Japan’s strawberries come with an environmental toll. To recreate an artificial spring in the winter months, farmers grow their out-of-season delicacies in huge greenhouses heated with giant, gas-guzzling heaters.
“We’ve come to a point where many people think it’s natural to have strawberries in winter,” said Satoko Yoshimura, a strawberry farmer in Minoh, Japan, just outside Osaka, who until last season burned kerosene to heat her greenhouse all winter long, when temperatures can dip well bellow freezing.

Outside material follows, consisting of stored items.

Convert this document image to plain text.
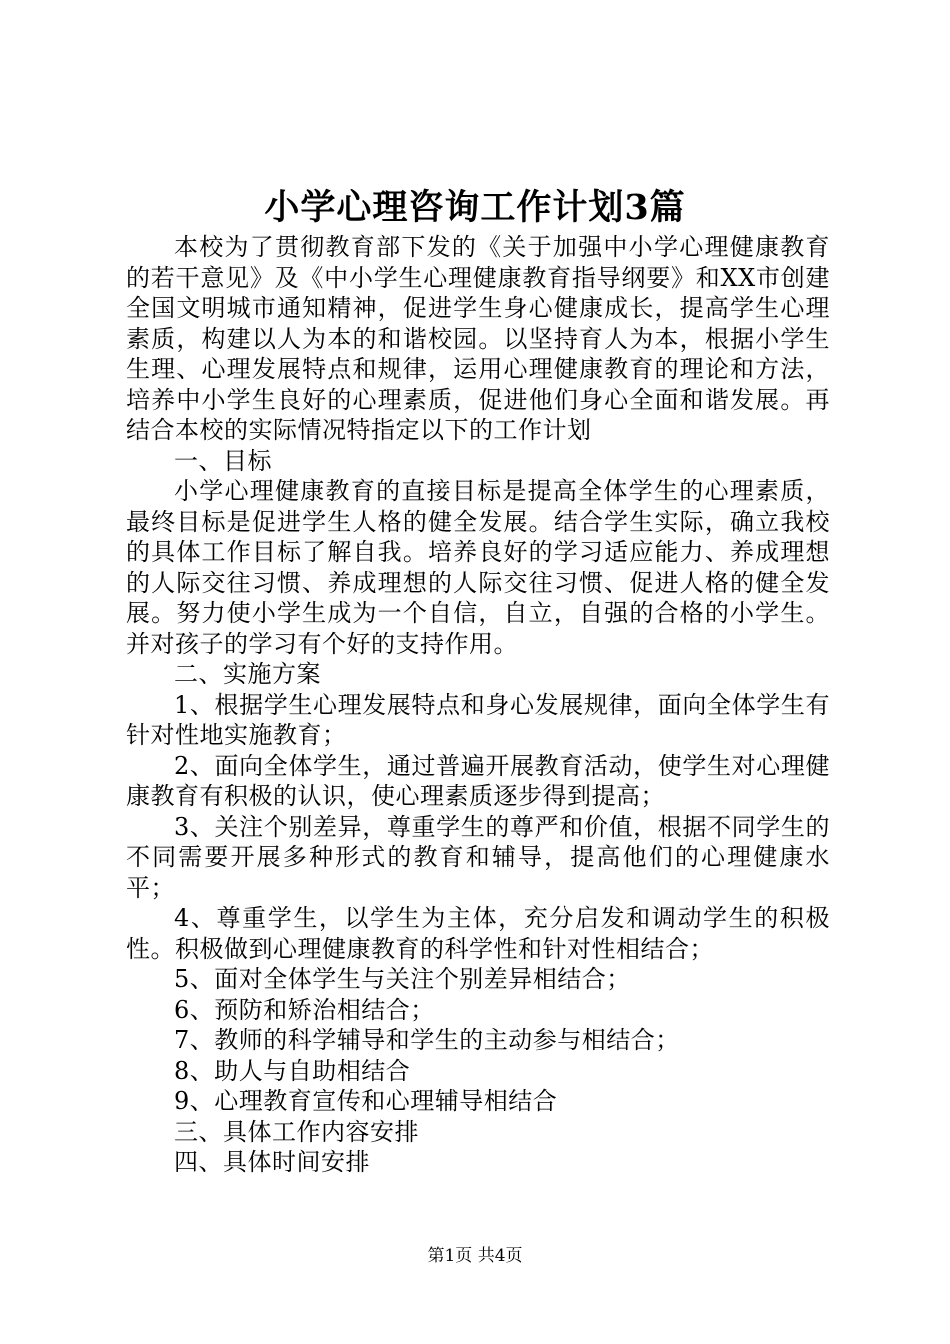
小学心理咨询工作计划3篇

本校为了贯彻教育部下发的《关于加强中小学心理健康教育的若干意见》及《中小学生心理健康教育指导纲要》和XX市创建全国文明城市通知精神，促进学生身心健康成长，提高学生心理素质，构建以人为本的和谐校园。以坚持育人为本，根据小学生生理、心理发展特点和规律，运用心理健康教育的理论和方法，培养中小学生良好的心理素质，促进他们身心全面和谐发展。再结合本校的实际情况特指定以下的工作计划

一、目标

小学心理健康教育的直接目标是提高全体学生的心理素质，最终目标是促进学生人格的健全发展。结合学生实际，确立我校的具体工作目标了解自我。培养良好的学习适应能力、养成理想的人际交往习惯、养成理想的人际交往习惯、促进人格的健全发展。努力使小学生成为一个自信，自立，自强的合格的小学生。并对孩子的学习有个好的支持作用。

二、实施方案

1、根据学生心理发展特点和身心发展规律，面向全体学生有针对性地实施教育；

2、面向全体学生，通过普遍开展教育活动，使学生对心理健康教育有积极的认识，使心理素质逐步得到提高；

3、关注个别差异，尊重学生的尊严和价值，根据不同学生的不同需要开展多种形式的教育和辅导，提高他们的心理健康水平；

4、尊重学生，以学生为主体，充分启发和调动学生的积极性。积极做到心理健康教育的科学性和针对性相结合；

5、面对全体学生与关注个别差异相结合；

6、预防和矫治相结合；

7、教师的科学辅导和学生的主动参与相结合；

8、助人与自助相结合

9、心理教育宣传和心理辅导相结合

三、具体工作内容安排

四、具体时间安排

第1页 共4页
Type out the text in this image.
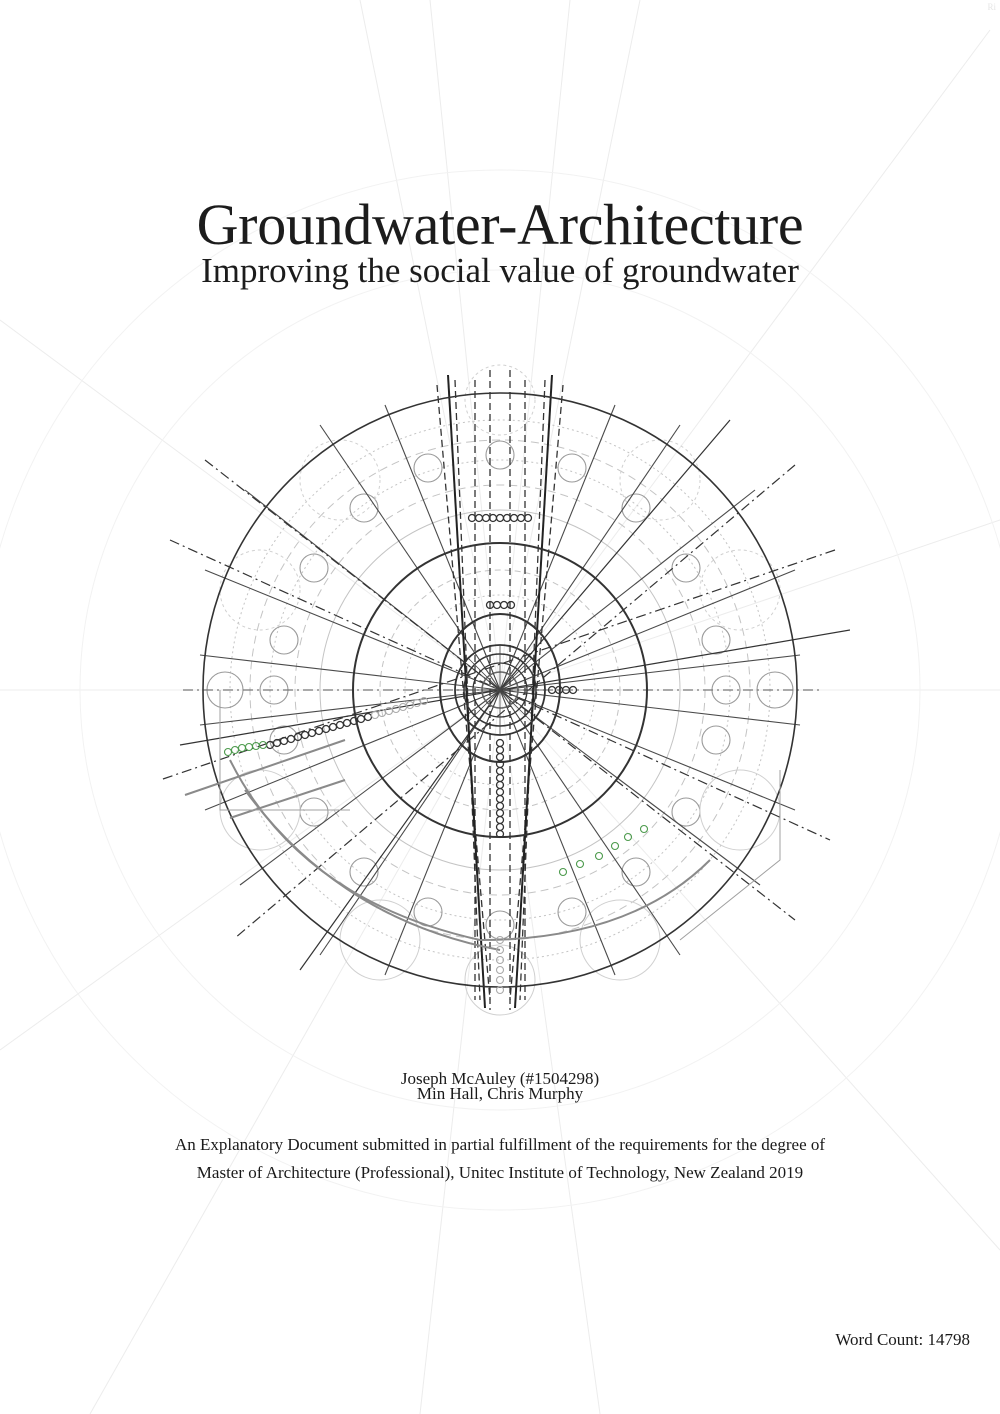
Ri
Groundwater-Architecture
Improving the social value of groundwater
Joseph McAuley (#1504298)
Min Hall, Chris Murphy
An Explanatory Document submitted in partial fulfillment of the requirements for the degree of
Master of Architecture (Professional), Unitec Institute of Technology, New Zealand 2019
Word Count: 14798
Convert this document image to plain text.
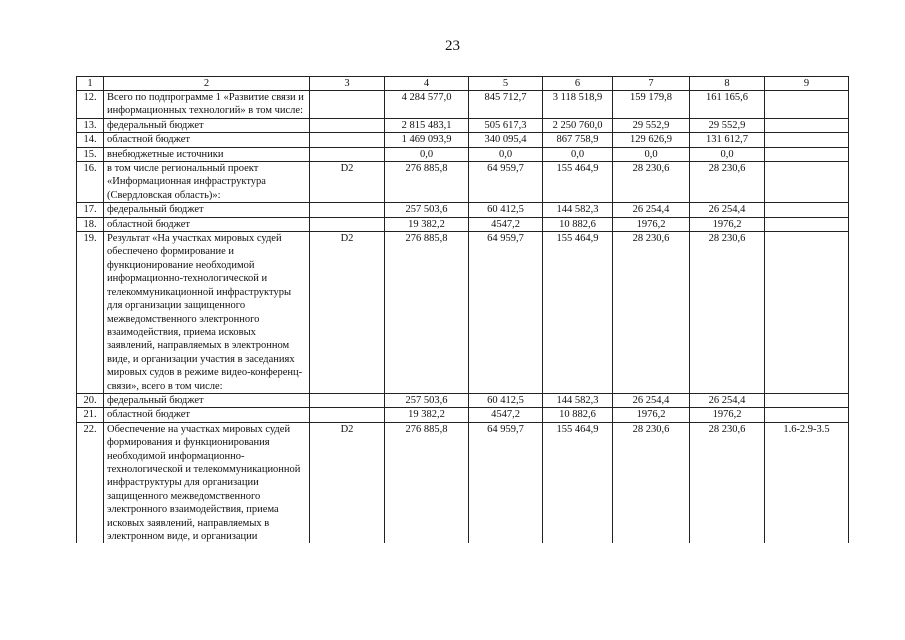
23
1	2	3	4	5	6	7	8	9
12.	Всего по подпрограмме 1 «Развитие связи и информационных технологий» в том числе:		4 284 577,0	845 712,7	3 118 518,9	159 179,8	161 165,6	
13.	федеральный бюджет		2 815 483,1	505 617,3	2 250 760,0	29 552,9	29 552,9	
14.	областной бюджет		1 469 093,9	340 095,4	867 758,9	129 626,9	131 612,7	
15.	внебюджетные источники		0,0	0,0	0,0	0,0	0,0	
16.	в том числе региональный проект «Информационная инфраструктура (Свердловская область)»:	D2	276 885,8	64 959,7	155 464,9	28 230,6	28 230,6	
17.	федеральный бюджет		257 503,6	60 412,5	144 582,3	26 254,4	26 254,4	
18.	областной бюджет		19 382,2	4547,2	10 882,6	1976,2	1976,2	
19.	Результат «На участках мировых судей обеспечено формирование и функционирование необходимой информационно-технологической и телекоммуникационной инфраструктуры для организации защищенного межведомственного электронного взаимодействия, приема исковых заявлений, направляемых в электронном виде, и организации участия в заседаниях мировых судов в режиме видео-конференц-связи», всего в том числе:	D2	276 885,8	64 959,7	155 464,9	28 230,6	28 230,6	
20.	федеральный бюджет		257 503,6	60 412,5	144 582,3	26 254,4	26 254,4	
21.	областной бюджет		19 382,2	4547,2	10 882,6	1976,2	1976,2	
22.	Обеспечение на участках мировых судей формирования и функционирования необходимой информационно-технологической и телекоммуникационной инфраструктуры для организации защищенного межведомственного электронного взаимодействия, приема исковых заявлений, направляемых в электронном виде, и организации	D2	276 885,8	64 959,7	155 464,9	28 230,6	28 230,6	1.6-2.9-3.5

Fruits and veggies are grown in greenhouses all over the world, of course. The Japan strawberry industry has carried it to such an extreme, however, that most farmers have stopped growing strawberries during the far less lucrative warmer months, the actual growing season. Instead, in summertime Japan imports much of its strawberry supply.
It’s an example of how modern expectations of fresh produce year round can require surprising amounts of energy, contributing to a warming climate in return for having strawberries (or tomatoes or cucumbers) even when temperatures are plunging.
Up until several decades ago, Japan’s strawberry season started in the spring and ran into early summer. But the Japanese market has traditionally placed a high value on first-of-the-season or “hatsumono” produce, from tuna to rice and tea. A crop claiming the hatsumono mantle can bring many times normal prices, and even snags fevered media coverage.